If that isn't radical female art, what is? But feminists wouldn't claim her, whatever wave of them was waving at the time and ever after. She was too sexy, too flirty, too obviously in cahoots with men, though the men she collaborated with generally took the credit for themselves. John Cage reportedly accused her of "murdering" his "26' 1.1499" For a String Player, in part by adding a section where she read the directions on a tampon box, though the work was designed as discretionary.
Whomever history named the victors, a life like Moorman's did its work anyway, contaminating the era's purebred social codes with other possibilities. In the 1995 documentary, Moorman's childhood peers in Little Rock are interviewed, genteel, buttoned-up ladies of a certain age who perch in their tidy parlors like Moorman's road not taken. They reminisce about her walk, her attitude, her beauty with a mix of pride and disapproval. "It's kind of embarrassing to know that she went to such great lengths to attract attention," says one, adding, not unkindly, "She may just have thought of it as a real art form."
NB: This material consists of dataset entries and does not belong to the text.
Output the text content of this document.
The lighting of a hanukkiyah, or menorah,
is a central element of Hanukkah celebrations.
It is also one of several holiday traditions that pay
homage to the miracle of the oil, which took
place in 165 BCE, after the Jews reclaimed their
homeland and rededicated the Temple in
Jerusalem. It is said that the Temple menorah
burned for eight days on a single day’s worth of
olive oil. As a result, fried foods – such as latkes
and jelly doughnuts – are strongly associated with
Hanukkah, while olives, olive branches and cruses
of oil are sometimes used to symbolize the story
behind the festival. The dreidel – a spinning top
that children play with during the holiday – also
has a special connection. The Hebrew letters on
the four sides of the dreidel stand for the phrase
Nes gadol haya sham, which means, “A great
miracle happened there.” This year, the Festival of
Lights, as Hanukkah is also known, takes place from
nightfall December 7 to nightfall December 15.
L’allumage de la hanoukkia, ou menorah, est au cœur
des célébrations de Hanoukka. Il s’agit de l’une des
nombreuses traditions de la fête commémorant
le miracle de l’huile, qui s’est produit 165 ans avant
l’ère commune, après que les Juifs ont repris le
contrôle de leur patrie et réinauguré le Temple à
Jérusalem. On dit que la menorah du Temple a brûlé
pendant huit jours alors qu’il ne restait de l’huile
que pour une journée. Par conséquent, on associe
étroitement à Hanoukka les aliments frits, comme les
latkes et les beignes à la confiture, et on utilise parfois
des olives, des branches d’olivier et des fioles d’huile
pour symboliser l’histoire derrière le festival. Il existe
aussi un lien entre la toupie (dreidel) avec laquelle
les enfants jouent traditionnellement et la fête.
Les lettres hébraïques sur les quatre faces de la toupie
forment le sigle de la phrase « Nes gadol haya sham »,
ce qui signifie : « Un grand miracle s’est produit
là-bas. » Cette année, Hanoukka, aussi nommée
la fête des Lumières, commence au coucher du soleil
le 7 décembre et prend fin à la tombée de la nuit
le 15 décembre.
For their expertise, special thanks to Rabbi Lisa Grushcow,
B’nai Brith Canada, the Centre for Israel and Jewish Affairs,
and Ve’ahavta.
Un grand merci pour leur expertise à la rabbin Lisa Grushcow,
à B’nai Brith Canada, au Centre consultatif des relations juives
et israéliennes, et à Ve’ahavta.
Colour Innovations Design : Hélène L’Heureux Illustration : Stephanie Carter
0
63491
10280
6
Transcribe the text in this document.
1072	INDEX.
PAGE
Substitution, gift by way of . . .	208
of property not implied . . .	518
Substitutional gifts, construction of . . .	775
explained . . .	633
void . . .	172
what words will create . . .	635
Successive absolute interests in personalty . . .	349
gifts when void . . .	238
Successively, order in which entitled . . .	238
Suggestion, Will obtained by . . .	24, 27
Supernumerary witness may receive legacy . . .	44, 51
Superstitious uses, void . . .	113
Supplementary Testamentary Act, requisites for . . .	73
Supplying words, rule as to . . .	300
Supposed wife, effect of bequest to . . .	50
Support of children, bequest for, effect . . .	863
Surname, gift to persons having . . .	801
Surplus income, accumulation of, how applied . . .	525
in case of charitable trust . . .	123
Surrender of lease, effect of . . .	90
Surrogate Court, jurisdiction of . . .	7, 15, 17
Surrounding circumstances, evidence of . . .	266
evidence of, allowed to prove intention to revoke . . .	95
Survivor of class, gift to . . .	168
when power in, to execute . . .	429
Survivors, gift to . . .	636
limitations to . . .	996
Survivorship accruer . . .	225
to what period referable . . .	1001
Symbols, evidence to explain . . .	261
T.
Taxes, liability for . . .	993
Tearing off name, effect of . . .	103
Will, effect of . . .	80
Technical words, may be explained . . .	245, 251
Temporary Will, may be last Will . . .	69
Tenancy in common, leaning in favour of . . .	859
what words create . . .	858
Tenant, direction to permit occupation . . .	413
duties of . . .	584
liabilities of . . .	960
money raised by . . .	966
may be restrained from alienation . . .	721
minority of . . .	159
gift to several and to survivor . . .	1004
Except one: Joann Martin, a Nancy Reagan lookalike in large pearl studs and a matching brooch, who recalls in vivid detail a dress Moorman had owned in high school, 45 years earlier. "It was perfectly straight in the front, long-sleeve black velvet. But," she says, shooting the interviewer a look. "The whole back of it was out. And in 1951, that was a rather risque dress for a high school senior." A beat. "And I wore Charlotte's dress in the senior play," she declares. The expression on her face is triumphant.